If your register_objects function receives an argument, it can put/expect any Base subclass in there. That's what it's signature sais.
It's a violation of the Liskov substitution principle.
This particular problem is also referred to as Covariance. In this case, where your function argument is a constant container, it could be made to work. In case the argument container is mutable, it can't work.
Take a look here first: Is array of derived same as array of base. In your case set of derived is a totally different container from set of base and since there is no implicit conversion operator is available to convert between them , compiler is giving an error.
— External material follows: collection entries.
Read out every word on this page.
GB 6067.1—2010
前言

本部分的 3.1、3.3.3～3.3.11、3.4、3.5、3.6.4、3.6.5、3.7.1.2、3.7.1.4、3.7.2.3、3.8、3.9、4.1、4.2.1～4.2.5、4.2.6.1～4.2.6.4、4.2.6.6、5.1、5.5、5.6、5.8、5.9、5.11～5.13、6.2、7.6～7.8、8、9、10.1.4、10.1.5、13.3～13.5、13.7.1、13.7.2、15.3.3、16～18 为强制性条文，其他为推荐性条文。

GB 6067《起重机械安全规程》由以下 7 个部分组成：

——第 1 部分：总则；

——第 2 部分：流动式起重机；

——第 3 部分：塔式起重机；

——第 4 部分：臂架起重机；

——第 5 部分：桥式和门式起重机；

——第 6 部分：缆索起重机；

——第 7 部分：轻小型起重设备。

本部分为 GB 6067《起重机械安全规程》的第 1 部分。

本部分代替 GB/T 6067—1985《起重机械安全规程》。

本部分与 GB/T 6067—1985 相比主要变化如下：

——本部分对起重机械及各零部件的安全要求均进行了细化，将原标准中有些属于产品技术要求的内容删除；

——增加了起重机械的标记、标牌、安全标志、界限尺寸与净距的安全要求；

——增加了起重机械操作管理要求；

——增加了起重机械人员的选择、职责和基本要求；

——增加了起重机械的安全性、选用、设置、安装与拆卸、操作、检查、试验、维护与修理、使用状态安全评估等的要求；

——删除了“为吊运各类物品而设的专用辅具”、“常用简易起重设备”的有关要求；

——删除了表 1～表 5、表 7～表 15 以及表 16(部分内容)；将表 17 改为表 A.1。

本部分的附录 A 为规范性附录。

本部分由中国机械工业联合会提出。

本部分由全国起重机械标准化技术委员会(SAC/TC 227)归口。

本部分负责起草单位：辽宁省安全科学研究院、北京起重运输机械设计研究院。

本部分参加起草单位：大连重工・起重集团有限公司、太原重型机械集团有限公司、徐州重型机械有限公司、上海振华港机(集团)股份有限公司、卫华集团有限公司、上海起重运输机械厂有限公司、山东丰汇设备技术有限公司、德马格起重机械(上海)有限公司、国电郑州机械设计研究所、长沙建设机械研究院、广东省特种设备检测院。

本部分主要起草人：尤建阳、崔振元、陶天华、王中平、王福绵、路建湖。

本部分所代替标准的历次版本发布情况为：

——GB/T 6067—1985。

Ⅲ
std::set<Base*> and std::set<Derived*> are basically two different objects. Though the Base and Derived classes are linked via inheritance, at compiler template instantiation level they are two different instantiation(of set).
Firstly, It seems a bit odd that you aren't passing by reference ...
Secondly, as mentioned in the other post, you would be better off creating the passed-in set as a std::set< Base* > and then newing a Derived class in for each set member.
Your problem surely arises from the fact that the 2 types are completely different. std::set< Derived* > is in no way inherited from std::set< Base* > as far as the compiler is concerned. They are simply 2 different types of set ...
Well, as stated in the question you mention, set<Base*> and set<Derived*> are different objects. Your register_objects() function takes a set<Base*> object. So the compiler do not know about any register_objects() that takes set<Derived*>. The constness of the parameter does not change anything. Solutions stated in the quoted question seem the best things you can do. Depends on what you need to do ...
As you are aware, the two classes are quite similar once you remove the non-const operations. However, in C++ inheritance is a property of types, whereas const is a mere qualifier on top of types. That means that you can't properly state that const X derives from const Y, even when X derives from Y.
Furthermore, if X does not inherit from Y, that applies to all cv-qualified variants of X and Y as well. This extends to std::set instantiations. Since std::set<Foo> does not inherit from std::set<bar>, std::set<Foo> const does not inherit from std::set<bar> const either.
You are quite right that this is logically allowable, but it would require further language features. They are available in C# 4.0, if you're interested in seeing another language's way of doing it. See here: http://community.bartdesmet.net/blogs/bart/archive/2009/04/13/c-4-0-feature-focus-part-4-generic-co-and-contra-variance-for-delegate-and-interface-types.aspx
Didn't see it linked yet, so here's a bullet point in the C++ FAQ Lite related to this:
http://www.parashift.com/c++-faq-lite/proper-inheritance.html#faq-21.3
I think their Bag-of-Apples != Bag-of-Fruit analogy suits the question.